Additionally, state-sponsored higher education savings plans — commonly known as "529s" — now hold approximately $100 billion in assets. These plans were in their infancy when the Commission first took up this issue in 1999.

The SEC has brought a series of enforcement actions charging investment advisers with participating in pay to play schemes. Most recently, we brought a civil action involving allegations of unlawful kickbacks paid in connection with investments by the New York State Common Retirement Fund.

In recent years, civil and criminal authorities also have brought cases in California, New York, New Mexico, Illinois, Ohio, Connecticut, and Florida, charging the same or similar conduct.

Our recent cases may represent just the tip of the iceberg.
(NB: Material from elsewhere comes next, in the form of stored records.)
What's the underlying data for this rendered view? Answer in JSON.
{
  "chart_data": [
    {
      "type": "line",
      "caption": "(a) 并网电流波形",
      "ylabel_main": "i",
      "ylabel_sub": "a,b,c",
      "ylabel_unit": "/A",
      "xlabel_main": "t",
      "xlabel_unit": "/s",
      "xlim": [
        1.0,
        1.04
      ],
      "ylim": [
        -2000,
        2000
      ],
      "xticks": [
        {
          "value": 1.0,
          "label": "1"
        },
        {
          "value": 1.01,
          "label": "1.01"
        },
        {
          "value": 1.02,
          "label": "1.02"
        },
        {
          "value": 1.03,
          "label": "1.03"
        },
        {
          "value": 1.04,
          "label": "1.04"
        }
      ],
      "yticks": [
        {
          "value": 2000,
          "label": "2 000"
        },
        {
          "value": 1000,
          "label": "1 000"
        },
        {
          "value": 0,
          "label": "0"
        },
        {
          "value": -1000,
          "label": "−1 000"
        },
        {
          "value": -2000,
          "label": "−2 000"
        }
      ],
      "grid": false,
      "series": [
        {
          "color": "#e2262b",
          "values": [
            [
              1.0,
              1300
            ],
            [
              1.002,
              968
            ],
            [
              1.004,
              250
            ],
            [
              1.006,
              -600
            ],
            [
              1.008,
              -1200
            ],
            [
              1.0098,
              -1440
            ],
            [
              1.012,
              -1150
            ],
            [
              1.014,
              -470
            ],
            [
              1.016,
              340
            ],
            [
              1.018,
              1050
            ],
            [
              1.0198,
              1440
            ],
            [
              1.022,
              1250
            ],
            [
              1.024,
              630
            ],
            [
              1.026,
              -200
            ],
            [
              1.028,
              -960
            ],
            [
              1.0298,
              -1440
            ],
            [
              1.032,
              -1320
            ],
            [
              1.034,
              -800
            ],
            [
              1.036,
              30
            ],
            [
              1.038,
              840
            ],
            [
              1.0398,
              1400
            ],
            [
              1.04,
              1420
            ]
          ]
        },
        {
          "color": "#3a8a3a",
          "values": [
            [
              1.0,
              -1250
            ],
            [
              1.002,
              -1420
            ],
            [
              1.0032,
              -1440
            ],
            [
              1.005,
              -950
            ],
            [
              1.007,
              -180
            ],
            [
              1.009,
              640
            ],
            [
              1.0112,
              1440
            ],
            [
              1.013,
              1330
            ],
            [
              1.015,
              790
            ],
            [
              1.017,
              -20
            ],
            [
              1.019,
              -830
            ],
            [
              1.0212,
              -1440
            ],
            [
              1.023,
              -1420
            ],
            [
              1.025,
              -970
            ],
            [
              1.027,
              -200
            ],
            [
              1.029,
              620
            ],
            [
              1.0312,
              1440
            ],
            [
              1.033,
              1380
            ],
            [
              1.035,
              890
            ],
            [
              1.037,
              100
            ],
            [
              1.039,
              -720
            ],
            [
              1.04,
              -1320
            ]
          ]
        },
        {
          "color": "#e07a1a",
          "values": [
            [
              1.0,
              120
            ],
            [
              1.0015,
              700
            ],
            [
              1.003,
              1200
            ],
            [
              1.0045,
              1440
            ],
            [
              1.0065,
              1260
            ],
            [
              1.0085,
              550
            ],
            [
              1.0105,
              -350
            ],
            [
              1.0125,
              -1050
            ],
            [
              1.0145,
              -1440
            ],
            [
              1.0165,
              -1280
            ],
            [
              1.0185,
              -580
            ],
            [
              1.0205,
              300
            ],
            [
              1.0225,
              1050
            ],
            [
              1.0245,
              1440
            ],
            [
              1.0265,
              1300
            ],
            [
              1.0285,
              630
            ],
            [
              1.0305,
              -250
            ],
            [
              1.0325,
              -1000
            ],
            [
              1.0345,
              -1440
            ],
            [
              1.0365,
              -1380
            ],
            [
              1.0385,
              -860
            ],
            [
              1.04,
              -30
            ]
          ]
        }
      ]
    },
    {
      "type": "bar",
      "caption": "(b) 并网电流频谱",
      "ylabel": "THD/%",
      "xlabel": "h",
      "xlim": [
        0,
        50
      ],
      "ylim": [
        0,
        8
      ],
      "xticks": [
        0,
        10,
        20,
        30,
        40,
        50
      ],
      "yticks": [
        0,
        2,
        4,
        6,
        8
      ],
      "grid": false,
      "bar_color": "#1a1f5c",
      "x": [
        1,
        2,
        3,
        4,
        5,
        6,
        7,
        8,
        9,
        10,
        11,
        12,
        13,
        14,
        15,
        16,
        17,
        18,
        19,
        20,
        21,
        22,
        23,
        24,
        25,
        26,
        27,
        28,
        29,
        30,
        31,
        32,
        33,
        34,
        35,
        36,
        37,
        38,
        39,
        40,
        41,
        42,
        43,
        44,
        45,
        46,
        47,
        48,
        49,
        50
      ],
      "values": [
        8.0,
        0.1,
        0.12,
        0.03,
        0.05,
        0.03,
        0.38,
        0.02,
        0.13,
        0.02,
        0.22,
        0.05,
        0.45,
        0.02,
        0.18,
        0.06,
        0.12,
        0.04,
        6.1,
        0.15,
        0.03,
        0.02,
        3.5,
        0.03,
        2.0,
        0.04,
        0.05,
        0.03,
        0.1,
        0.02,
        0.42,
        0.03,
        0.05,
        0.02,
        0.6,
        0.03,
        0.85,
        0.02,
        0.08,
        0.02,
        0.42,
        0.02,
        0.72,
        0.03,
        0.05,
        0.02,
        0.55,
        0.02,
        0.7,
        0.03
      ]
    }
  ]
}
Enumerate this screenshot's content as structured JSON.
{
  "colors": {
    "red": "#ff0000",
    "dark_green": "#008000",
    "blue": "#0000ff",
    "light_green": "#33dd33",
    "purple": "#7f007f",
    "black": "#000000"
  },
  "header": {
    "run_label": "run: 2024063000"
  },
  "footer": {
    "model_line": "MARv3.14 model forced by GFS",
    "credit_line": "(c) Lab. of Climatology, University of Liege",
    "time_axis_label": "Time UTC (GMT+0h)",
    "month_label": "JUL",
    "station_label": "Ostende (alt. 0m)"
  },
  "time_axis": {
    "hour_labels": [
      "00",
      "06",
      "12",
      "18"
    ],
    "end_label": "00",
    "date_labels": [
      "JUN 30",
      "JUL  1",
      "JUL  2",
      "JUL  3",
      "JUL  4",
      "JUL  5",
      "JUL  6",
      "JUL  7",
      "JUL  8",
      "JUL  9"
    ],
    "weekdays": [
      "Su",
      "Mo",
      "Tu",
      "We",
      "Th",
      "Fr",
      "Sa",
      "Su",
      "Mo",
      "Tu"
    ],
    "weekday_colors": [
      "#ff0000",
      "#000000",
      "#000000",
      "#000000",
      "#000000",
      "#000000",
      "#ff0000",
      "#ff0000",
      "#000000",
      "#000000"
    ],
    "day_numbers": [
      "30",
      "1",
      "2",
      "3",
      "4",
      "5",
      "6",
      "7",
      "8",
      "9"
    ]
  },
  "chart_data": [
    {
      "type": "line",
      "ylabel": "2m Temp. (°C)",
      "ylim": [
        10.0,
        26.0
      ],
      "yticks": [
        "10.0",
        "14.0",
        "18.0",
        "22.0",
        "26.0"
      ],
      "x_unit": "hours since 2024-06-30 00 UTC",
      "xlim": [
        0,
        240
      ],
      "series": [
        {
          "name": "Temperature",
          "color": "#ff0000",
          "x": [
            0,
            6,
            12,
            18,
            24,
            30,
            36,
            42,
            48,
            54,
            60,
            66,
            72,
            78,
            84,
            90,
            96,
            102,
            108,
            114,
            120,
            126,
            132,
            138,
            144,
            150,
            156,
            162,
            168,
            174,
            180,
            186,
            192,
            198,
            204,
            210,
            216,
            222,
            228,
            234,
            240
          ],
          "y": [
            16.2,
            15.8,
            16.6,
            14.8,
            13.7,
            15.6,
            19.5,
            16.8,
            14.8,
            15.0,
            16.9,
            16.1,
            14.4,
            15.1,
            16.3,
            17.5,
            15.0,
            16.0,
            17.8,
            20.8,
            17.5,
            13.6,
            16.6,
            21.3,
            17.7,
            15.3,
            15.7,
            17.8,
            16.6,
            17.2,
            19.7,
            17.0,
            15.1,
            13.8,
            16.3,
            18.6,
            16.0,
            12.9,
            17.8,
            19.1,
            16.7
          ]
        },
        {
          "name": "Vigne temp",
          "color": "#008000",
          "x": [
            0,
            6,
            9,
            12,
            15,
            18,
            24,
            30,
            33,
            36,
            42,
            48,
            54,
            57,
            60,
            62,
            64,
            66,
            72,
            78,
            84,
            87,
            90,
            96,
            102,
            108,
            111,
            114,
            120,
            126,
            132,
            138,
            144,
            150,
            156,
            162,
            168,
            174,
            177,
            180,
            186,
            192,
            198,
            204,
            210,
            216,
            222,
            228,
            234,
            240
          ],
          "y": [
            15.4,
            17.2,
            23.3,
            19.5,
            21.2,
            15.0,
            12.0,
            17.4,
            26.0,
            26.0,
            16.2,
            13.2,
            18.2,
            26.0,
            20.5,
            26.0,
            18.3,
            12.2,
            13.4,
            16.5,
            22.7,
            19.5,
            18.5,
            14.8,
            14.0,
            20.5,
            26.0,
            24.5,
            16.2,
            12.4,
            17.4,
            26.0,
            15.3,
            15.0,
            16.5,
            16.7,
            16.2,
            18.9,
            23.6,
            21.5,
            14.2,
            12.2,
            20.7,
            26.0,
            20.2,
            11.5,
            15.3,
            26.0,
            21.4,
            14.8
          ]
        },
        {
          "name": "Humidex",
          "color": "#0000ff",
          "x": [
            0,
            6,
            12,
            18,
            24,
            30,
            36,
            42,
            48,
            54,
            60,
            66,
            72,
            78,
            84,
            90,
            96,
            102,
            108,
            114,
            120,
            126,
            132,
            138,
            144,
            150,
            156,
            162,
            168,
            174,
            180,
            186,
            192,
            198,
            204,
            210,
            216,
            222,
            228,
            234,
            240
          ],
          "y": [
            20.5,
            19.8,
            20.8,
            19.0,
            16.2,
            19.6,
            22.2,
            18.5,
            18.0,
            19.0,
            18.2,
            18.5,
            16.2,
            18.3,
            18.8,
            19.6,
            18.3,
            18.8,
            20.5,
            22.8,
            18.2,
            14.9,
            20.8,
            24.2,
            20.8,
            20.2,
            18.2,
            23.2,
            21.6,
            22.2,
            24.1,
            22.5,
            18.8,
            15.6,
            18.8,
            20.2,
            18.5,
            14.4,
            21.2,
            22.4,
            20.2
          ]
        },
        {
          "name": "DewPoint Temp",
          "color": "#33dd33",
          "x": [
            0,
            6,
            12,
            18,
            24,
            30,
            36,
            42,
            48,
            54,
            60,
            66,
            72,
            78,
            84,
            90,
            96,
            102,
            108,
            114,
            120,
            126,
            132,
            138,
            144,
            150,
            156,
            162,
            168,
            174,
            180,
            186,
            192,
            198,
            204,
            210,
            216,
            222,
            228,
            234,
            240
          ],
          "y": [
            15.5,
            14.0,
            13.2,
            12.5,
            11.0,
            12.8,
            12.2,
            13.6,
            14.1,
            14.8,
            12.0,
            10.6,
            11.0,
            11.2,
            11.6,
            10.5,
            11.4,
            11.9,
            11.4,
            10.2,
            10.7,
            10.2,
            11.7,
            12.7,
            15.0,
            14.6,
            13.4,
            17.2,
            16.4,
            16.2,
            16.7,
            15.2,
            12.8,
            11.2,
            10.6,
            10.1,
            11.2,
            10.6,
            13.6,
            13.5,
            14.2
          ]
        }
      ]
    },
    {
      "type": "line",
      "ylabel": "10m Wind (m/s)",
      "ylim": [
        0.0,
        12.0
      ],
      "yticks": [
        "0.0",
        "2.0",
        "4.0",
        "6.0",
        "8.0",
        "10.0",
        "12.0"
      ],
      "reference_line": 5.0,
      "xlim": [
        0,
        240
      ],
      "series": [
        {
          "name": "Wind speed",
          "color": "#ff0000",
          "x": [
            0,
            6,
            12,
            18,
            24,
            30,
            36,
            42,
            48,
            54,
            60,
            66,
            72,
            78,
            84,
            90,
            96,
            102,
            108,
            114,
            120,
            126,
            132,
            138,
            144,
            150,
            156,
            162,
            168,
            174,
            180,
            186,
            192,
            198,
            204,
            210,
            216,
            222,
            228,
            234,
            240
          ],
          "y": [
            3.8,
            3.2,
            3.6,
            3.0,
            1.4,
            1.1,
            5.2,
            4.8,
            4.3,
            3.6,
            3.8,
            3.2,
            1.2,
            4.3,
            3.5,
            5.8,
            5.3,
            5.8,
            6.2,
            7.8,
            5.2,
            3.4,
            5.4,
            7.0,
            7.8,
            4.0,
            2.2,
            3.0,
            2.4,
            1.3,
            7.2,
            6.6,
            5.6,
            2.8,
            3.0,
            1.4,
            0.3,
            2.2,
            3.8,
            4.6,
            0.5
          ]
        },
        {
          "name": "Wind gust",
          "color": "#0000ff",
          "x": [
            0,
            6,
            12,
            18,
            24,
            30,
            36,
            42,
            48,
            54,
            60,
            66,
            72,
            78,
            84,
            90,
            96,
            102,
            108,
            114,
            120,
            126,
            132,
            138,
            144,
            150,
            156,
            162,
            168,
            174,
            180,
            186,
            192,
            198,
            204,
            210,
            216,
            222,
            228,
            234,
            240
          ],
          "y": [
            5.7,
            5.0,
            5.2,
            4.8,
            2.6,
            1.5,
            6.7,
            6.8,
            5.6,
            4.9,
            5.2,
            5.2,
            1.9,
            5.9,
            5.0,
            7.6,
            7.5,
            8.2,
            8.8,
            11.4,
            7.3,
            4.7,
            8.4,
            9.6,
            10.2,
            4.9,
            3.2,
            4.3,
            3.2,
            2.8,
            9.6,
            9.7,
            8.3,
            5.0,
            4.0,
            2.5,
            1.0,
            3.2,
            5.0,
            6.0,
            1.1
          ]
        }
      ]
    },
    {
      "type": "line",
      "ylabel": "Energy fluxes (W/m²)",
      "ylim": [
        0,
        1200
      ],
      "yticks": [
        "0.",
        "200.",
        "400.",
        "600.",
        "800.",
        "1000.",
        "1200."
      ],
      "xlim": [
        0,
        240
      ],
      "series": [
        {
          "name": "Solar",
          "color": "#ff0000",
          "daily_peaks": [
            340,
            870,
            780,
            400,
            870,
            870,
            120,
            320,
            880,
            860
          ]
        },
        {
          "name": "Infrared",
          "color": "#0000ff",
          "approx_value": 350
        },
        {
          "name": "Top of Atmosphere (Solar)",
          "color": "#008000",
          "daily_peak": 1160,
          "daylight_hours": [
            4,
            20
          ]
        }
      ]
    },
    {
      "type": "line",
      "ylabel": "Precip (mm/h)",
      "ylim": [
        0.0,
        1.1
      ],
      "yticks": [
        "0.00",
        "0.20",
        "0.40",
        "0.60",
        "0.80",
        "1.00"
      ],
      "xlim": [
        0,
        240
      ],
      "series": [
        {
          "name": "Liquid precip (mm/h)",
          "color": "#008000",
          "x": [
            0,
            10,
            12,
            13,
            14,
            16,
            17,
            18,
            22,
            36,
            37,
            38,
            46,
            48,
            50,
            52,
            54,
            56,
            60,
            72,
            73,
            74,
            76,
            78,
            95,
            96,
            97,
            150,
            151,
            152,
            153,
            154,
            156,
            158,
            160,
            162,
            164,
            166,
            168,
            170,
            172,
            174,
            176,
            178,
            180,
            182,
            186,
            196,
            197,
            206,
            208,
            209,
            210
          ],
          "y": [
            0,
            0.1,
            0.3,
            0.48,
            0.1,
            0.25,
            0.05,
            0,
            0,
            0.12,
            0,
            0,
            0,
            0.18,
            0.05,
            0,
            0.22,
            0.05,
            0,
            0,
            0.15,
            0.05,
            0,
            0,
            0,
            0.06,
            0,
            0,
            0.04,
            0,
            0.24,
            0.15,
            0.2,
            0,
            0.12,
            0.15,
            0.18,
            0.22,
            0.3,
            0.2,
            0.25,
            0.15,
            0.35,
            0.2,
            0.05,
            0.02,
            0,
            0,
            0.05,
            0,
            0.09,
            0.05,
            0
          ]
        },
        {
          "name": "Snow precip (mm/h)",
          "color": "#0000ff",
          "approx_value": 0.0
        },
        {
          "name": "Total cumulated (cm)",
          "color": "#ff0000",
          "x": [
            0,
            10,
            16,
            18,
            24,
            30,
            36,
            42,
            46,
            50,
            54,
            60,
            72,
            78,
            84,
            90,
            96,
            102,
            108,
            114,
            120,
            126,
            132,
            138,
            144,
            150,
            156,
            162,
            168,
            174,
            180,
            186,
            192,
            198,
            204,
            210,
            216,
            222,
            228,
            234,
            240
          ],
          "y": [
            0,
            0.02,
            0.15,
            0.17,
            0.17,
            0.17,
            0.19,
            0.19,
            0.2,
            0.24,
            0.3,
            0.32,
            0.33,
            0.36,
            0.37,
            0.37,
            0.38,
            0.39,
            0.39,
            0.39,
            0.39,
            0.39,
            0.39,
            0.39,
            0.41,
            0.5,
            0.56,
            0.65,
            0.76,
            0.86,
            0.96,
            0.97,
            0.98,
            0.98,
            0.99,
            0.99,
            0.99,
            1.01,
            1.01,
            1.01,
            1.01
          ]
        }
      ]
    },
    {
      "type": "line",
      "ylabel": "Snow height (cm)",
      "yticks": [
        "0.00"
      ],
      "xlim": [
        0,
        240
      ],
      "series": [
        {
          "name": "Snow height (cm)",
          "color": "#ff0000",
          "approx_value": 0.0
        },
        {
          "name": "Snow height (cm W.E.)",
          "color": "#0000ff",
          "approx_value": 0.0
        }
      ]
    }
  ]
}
I fear that many other efforts to influence the selection of advisers to manage government plans pass unnoticed or — though highly suspect — cannot be proven to have crossed the line into actionable behavior.

Not surprisingly, parties to these suspect transactions take care to blur their motives, to hide their actions and to conceal their connections, making it difficult to prove a direct quid-pro-quo or an intent to curry favor in a specific case. The prophylactic rules we consider today are designed to eliminate this legal and ethical gray area.

Elements of the Rule
The rule we consider today has three key elements:

First, it would prohibit an adviser from providing advisory services for compensation — either directly or through a pooled investment vehicle — for two years, if the adviser or certain of its executives or employees make a political contribution to an elected official who is in a position to influence the selection of the adviser.
Second, the rule would prohibit an adviser and certain of its executives and employees from soliciting or coordinating campaign contributions from others — a practice referred to as "bundling" — for an elected official who is in a position to influence the selection of the adviser. It also would prohibit solicitation and coordination of payments to political parties, when the adviser is pursuing business from public entities.
Finally, and very importantly, the rule would prohibit an adviser from paying third-party solicitors who are not "regulated persons" subject to prohibitions against making contributions. Such "regulated persons" would be limited to registered investment advisers and to broker-dealers subject to pay to play restrictions.
Third party placement agents have been involved in some of the most egregious pay to play activities in recent years, and their activities should not continue unabated. The approach we are taking is a strong step toward eliminating the corruptive influence that can result from the use of third party placement agents.

It will greatly improve the status quo by banning payments to third parties who solicit government clients, unless they are "regulated persons" subject to pay to play restrictions comparable to the rule we are considering for adoption today.

This approach provides far greater protection of public pension plans and their beneficiaries than is currently the case, as third party placement agents come under the regulatory umbrella and, for the first time, become subject to meaningful federal pay to play restrictions.

This approach should effectively eliminate the opportunity for abuse that currently exists from third party placement agents. However, if the Commission determines that third party placement agents continue to inappropriately influence the selection of investment advisers for government clients — even under our enhanced rules — I expect that we would consider the imposition of a full ban on the use of these third parties.

Let me end by underscoring once again why we are here today. Pay to play practices are corrupt and corrupting. They run counter to the fiduciary principles by which funds held in trust should be managed. They harm beneficiaries, municipalities and honest advisers. And they breed criminal behavior. I hope my colleagues will join me today in striking a blow against a practice that has no legitimate place in our markets.

Before we hear more details about the rules we are considering for adoption, let me first offer my thanks to the individuals — representing a cross-section of four divisions and numerous offices — for their help in bringing to the table today a truly thoughtful, impressive and potent example of rulewriting."